Quality Fly has renewed its fleet with modern, fuel-efficient aircraft such as this Tecnam P2006T

Madrid-based training organisation Quality Fly believes it is the first European Union flight school to achieve carbon neutral status.

The EASA-approved ATO has reduced its carbon footprint and is offsetting remaining emissions through investments in clean energy projects.
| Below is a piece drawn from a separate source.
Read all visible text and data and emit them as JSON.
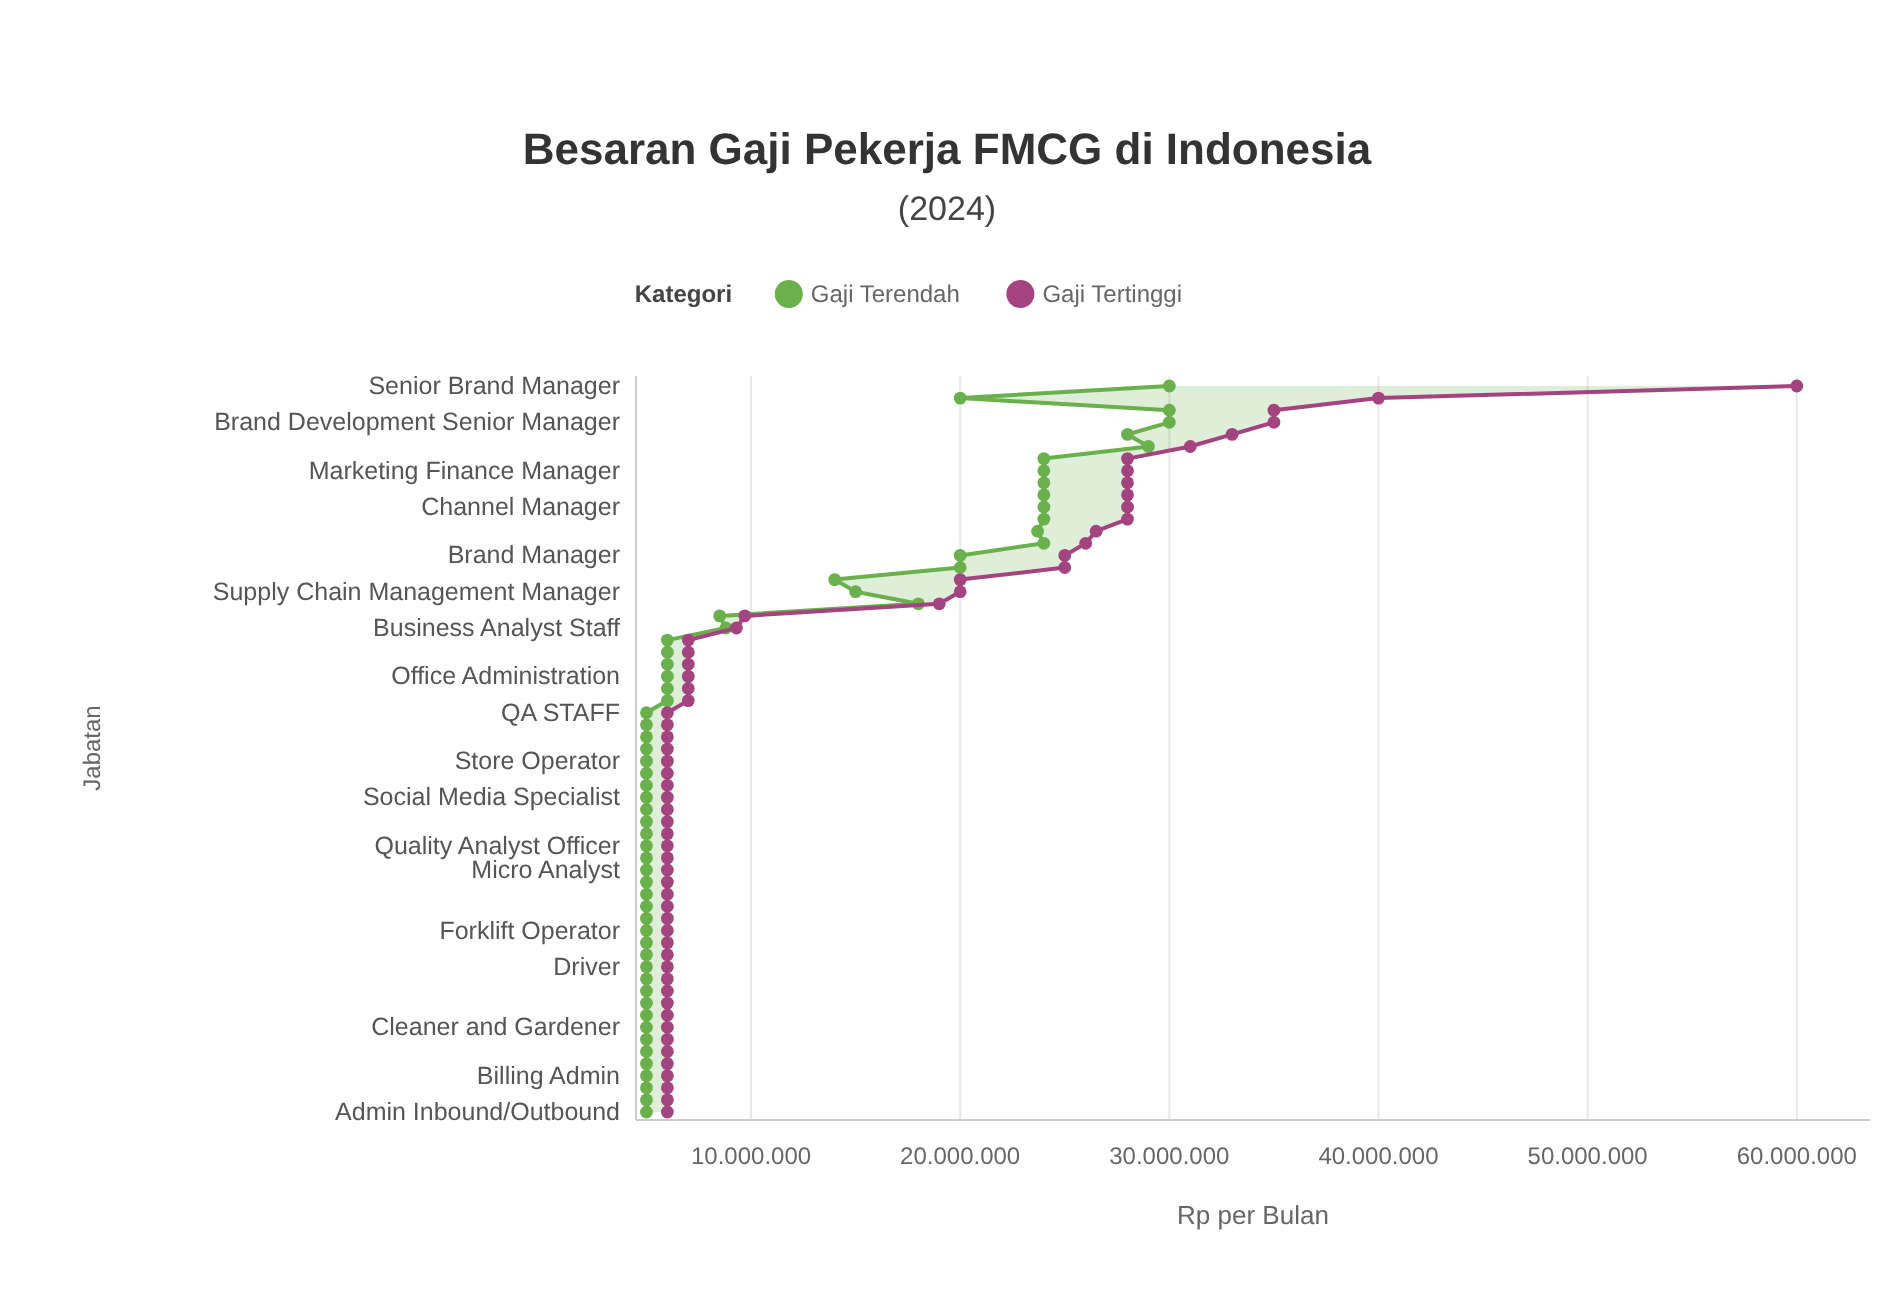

This applies to all flight programmes, both modular and integrated, and requires no additional investment by the students.

Among the measures taken:

  • The aircraft fleet has been fully renewed, replacing the older generation fleet with comparable, modern aircraft that cuts fuel consumption and emissions by as much as 50% on a per-hour basis.
  • The student journey has become fully paperless, from enrolment to ground training, flight operations and licence issuance, saving several kilograms of paper and ink every day.
  • Quality Fly has started to acquire 100% renewable electricity from clean energy producers, effectively reducing our office and administration climate impact to near zero.
  • As soon as the technology becomes fully operational, Quality Fly is determined to replace the carbon offsetting for a full 100% electric fleet.
carbon offsetting

Quality Fly is offsetting CO2 emissions with clean tech projects in developing countries

Juan Cervero, CEO of Quality Fly, said, “Since the flight training activity necessarily implies direct emissions, at least until electric aircraft offer optimal training possibilities, some emissions cannot be eliminated. Quality Fly has decided to voluntarily offset them by investing in clean energy projects in developing countries, namely India, which not only compensate for our carbon footprint, but also have a positive social and economic impact in the region.

“These projects include solar, wind and hydropower electricity generation. They are channelled through the UNFCCC (United Nations Framework Convention on Climate Change) and verified by independent auditors using international standards.”

Quality Fly estimates full-year figures for 2022 of more than 4,000 flight hours flown, or roughly 93,000 litres of gas used (mogas or avgas). This results in emissions of about 210-220 tonnes of CO2 equivalent. The clean energy investments Quality Fly has made will save 240 tonnes of CO2 emissions to the atmosphere.